The bill, LD 1348, would fund Maine’s Area Agencies on Aging’s Money Minders program that offers personal financial management assistance to older adults. This highly successful program has been in existence for more than a decade but has been supported only through unpredictable charitable gifts and foundation support. Gattine’s bill ensures that sustainable, ongoing funding is available.
“Money Minders helps older Mainers maintain independence and financial security,” said Gattine, D-Westbrook, House chair of the Committee on Health and Human Services. “It matches well-trained, skilled, insured volunteers with clients who need help getting their monthly bills paid in a timely and accurate manner.”
Nationally, older adults lose an estimated $2.9 billion per year to financial abuse.
In 2012, more than 14,000 older Mainers were victims of abuse, neglect and financial exploitation, according to the state’s Office of Aging and Disabilities Services.
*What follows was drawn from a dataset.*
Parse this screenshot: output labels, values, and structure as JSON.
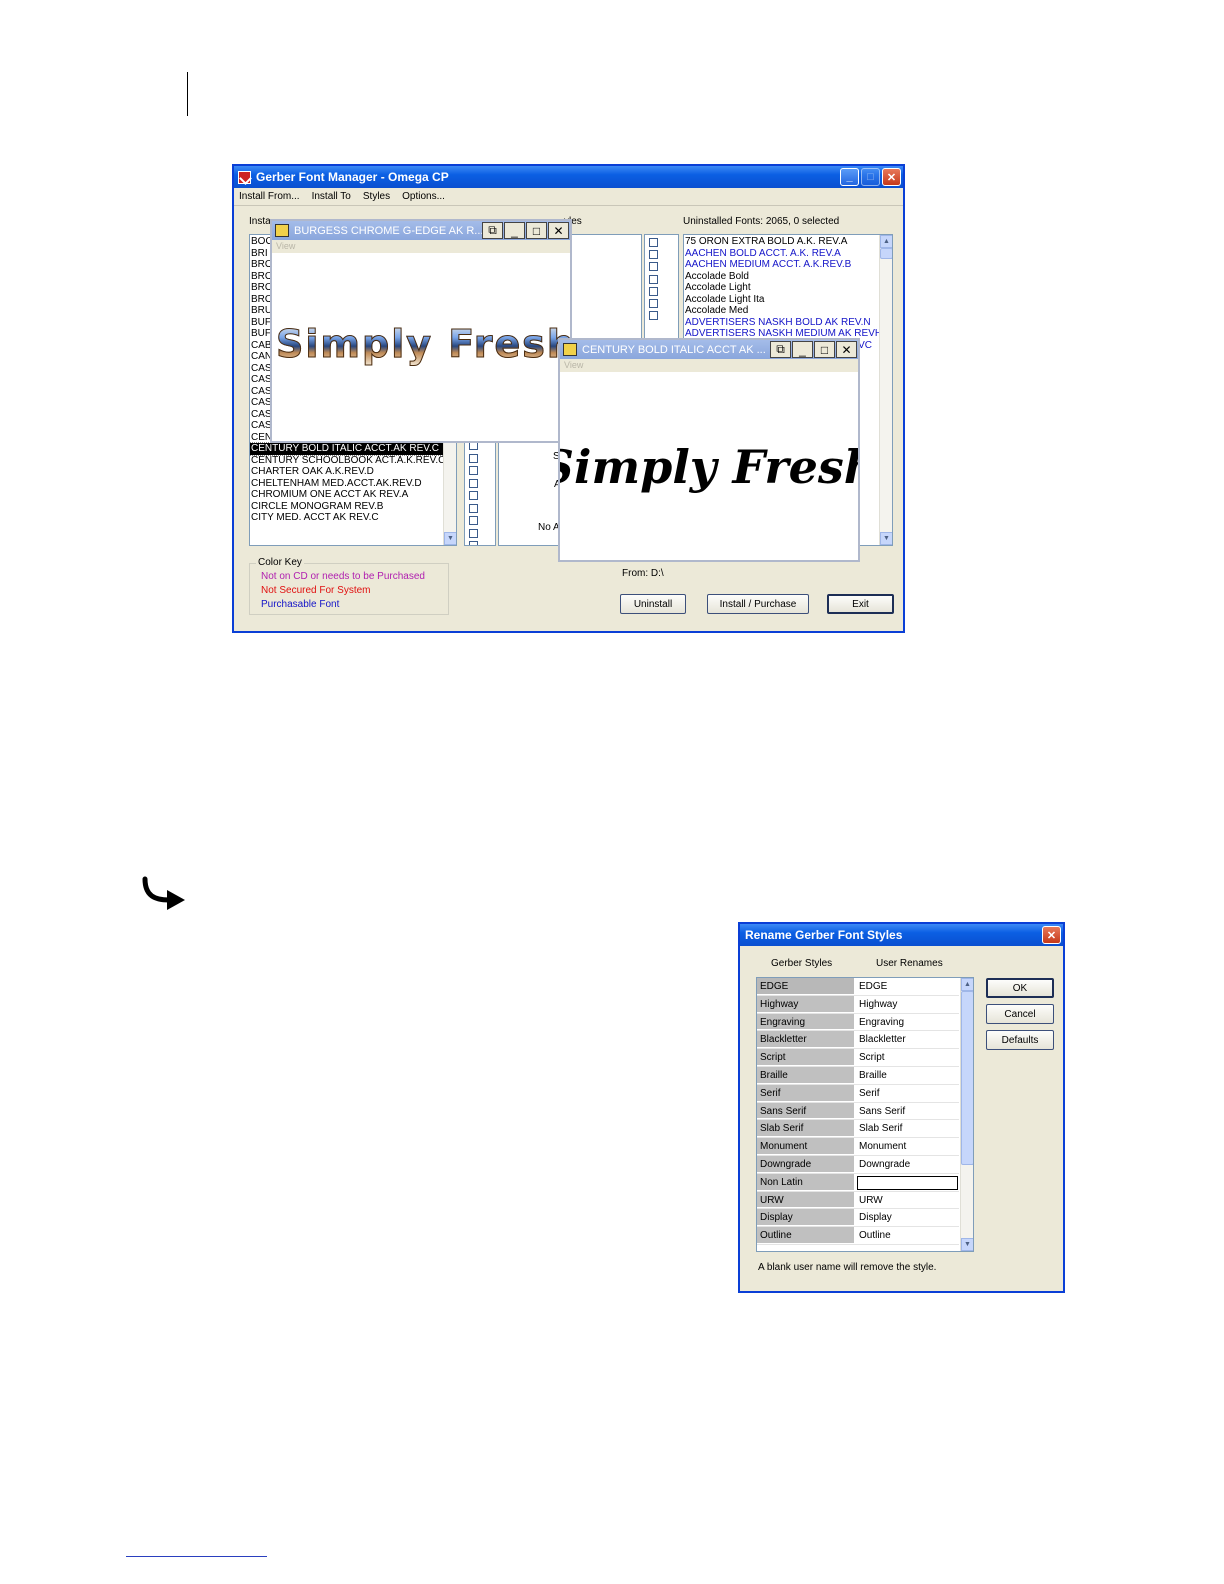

Gattine’s bill provides ongoing funding to the program that assists older adults with managing their personal finances.
“Many of our older adults live alone and do not have the support they need to protect their assets,” Gattine said. “This program is important to ensuring our elderly are well cared for and are not taken advantage of by fraudsters.”
Jessica Maurer, executive director of the Maine Association of Area Agencies on Aging and co-chair of the Maine Council on Aging, testified in support of the legislation at its public hearing last month.
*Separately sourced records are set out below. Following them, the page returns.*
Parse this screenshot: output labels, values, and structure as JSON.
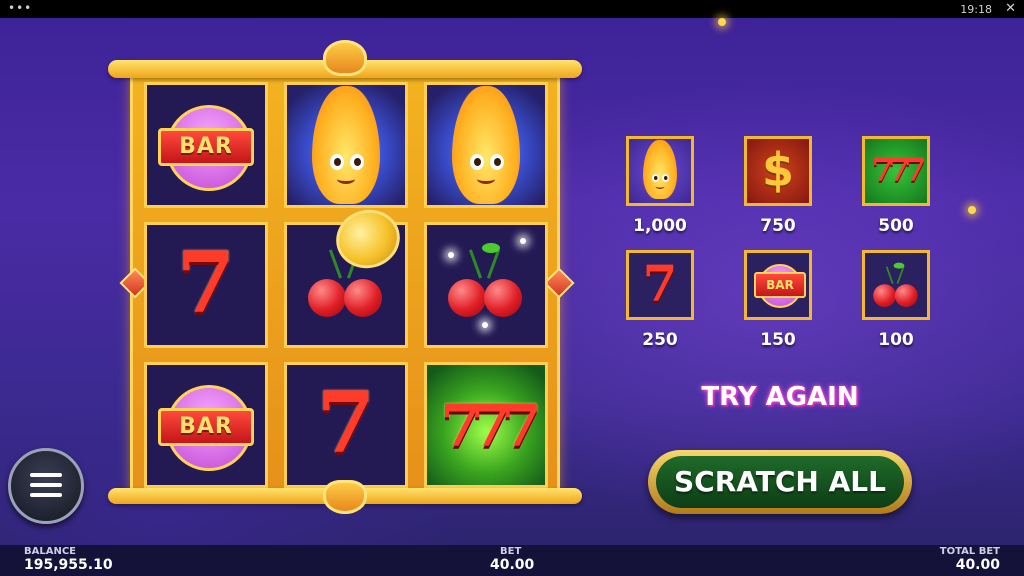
{
  "status_bar": {
    "time": "19:18",
    "dots": "•••",
    "close": "✕"
  },
  "board": {
    "cells": [
      {
        "symbol": "BAR"
      },
      {
        "symbol": "flame"
      },
      {
        "symbol": "flame"
      },
      {
        "symbol": "7"
      },
      {
        "symbol": "cherry"
      },
      {
        "symbol": "cherry"
      },
      {
        "symbol": "BAR"
      },
      {
        "symbol": "7"
      },
      {
        "symbol": "777"
      }
    ]
  },
  "symbols": {
    "bar_text": "BAR",
    "seven_text": "7",
    "triple_seven_text": "777",
    "dollar_text": "$"
  },
  "paytable": [
    {
      "symbol": "flame",
      "value": "1,000"
    },
    {
      "symbol": "dollar",
      "value": "750"
    },
    {
      "symbol": "777",
      "value": "500"
    },
    {
      "symbol": "7",
      "value": "250"
    },
    {
      "symbol": "BAR",
      "value": "150"
    },
    {
      "symbol": "cherry",
      "value": "100"
    }
  ],
  "result_text": "TRY AGAIN",
  "scratch_button_label": "SCRATCH ALL",
  "footer": {
    "balance_label": "BALANCE",
    "balance_value": "195,955.10",
    "bet_label": "BET",
    "bet_value": "40.00",
    "total_bet_label": "TOTAL BET",
    "total_bet_value": "40.00"
  },
  "colors": {
    "accent_gold": "#f2b928",
    "button_green": "#1f6b2a",
    "result_pink": "#ff5cf0"
  }
}
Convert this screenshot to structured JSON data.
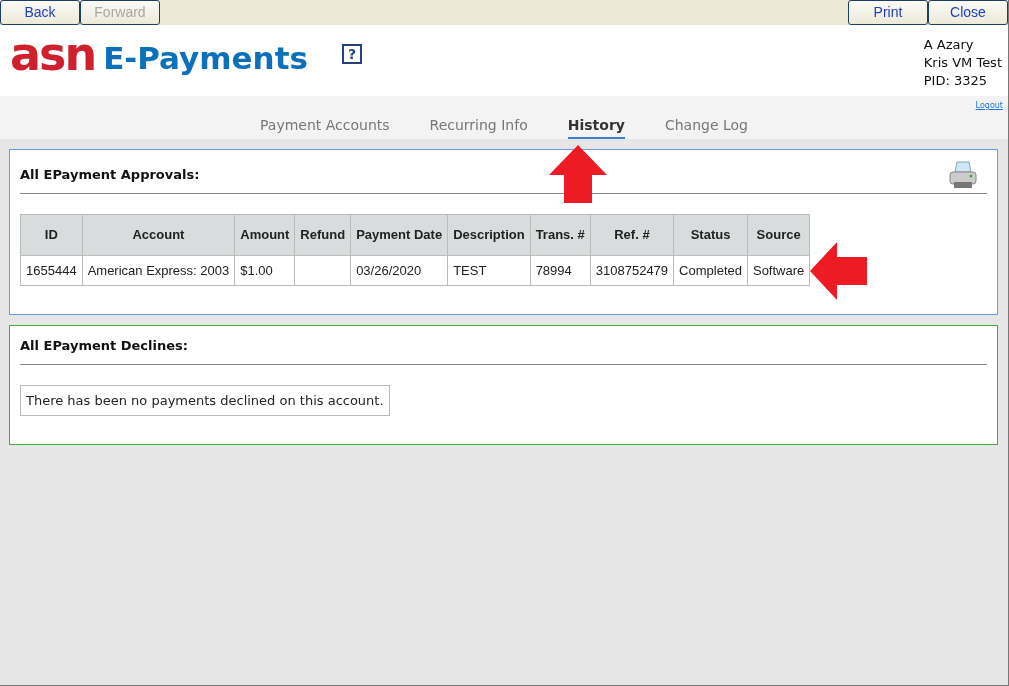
{
  "toolbar": {
    "left": [
      {
        "label": "Back",
        "disabled": false
      },
      {
        "label": "Forward",
        "disabled": true
      }
    ],
    "right": [
      {
        "label": "Print",
        "disabled": false
      },
      {
        "label": "Close",
        "disabled": false
      }
    ]
  },
  "logo": {
    "mark": "asn",
    "name": "E-Payments"
  },
  "help": "?",
  "user": {
    "lines": [
      "A Azary",
      "Kris VM Test",
      "PID: 3325"
    ],
    "logout": "Logout"
  },
  "tabs": [
    {
      "label": "Payment Accounts",
      "selected": false
    },
    {
      "label": "Recurring Info",
      "selected": false
    },
    {
      "label": "History",
      "selected": true
    },
    {
      "label": "Change Log",
      "selected": false
    }
  ],
  "approvals": {
    "title": "All EPayment Approvals:",
    "columns": [
      "ID",
      "Account",
      "Amount",
      "Refund",
      "Payment Date",
      "Description",
      "Trans. #",
      "Ref. #",
      "Status",
      "Source"
    ],
    "rows": [
      [
        "1655444",
        "American Express: 2003",
        "$1.00",
        "",
        "03/26/2020",
        "TEST",
        "78994",
        "3108752479",
        "Completed",
        "Software"
      ]
    ]
  },
  "declines": {
    "title": "All EPayment Declines:",
    "message": "There has been no payments declined on this account."
  }
}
“In 2012, the Department of Justice has found that 11 percent (1 in 9) of adults over the age of 60 reported experiencing at least one form of mistreatment in the past year,” Maurer said. “One in five of these older adults was a victim of financial exploitation.”
Money Minders helps older adults maintain their independence. Many have physical disabilities such as Parkinson’s, severe arthritis or blindness that prevent them from physically writing checks. Others are widows or widowers who were never in charge of finances in their homes and need help making a budget or balancing a checkbook. Some are experiencing mild cognitive impairments but are still able to make decisions if given some support.
Maine Long-Term Care Ombudsman Brenda Gallant testified in support of the legislation in early May.
“Money Minders is a very good idea for assisting seniors to retain their independence,” Gallant said. “It helps with the prevention of scams that occur all too often and may go unreported. It gives seniors some advocacy support if family members or others attempt to financially exploit them. It is a program that has proven its effectiveness over time but has not received the funding support it deserves.”
Money Minders is staffed by volunteers who are matched with adults over the age of 55 who need help establishing and maintaining a monthly budget, ensuring bills get paid accurately and on time. The volunteers help older adults to avoid over-drafting their bank accounts, financial fraud and scams that target older adults.
According to the National Center for Elder Abuse, 5 million elders are abused in the United States every year. Forty percent of all elder abuse involves financial exploitation, and 60 percent of that elderly financial exploitation is perpetrated by adult children.
A study by the Utah Division of Aging and Adult Services found that the top methods used to exploit older adults were bank withdrawals at 44 percent, credit card misuse or identity theft at 35 percent, stealing or forging checks at 25 percent and car theft at 19 percent.
The bill faces further action in the Senate.
Gattine is serving his second term in the Maine Legislature and represents part of Westbrook.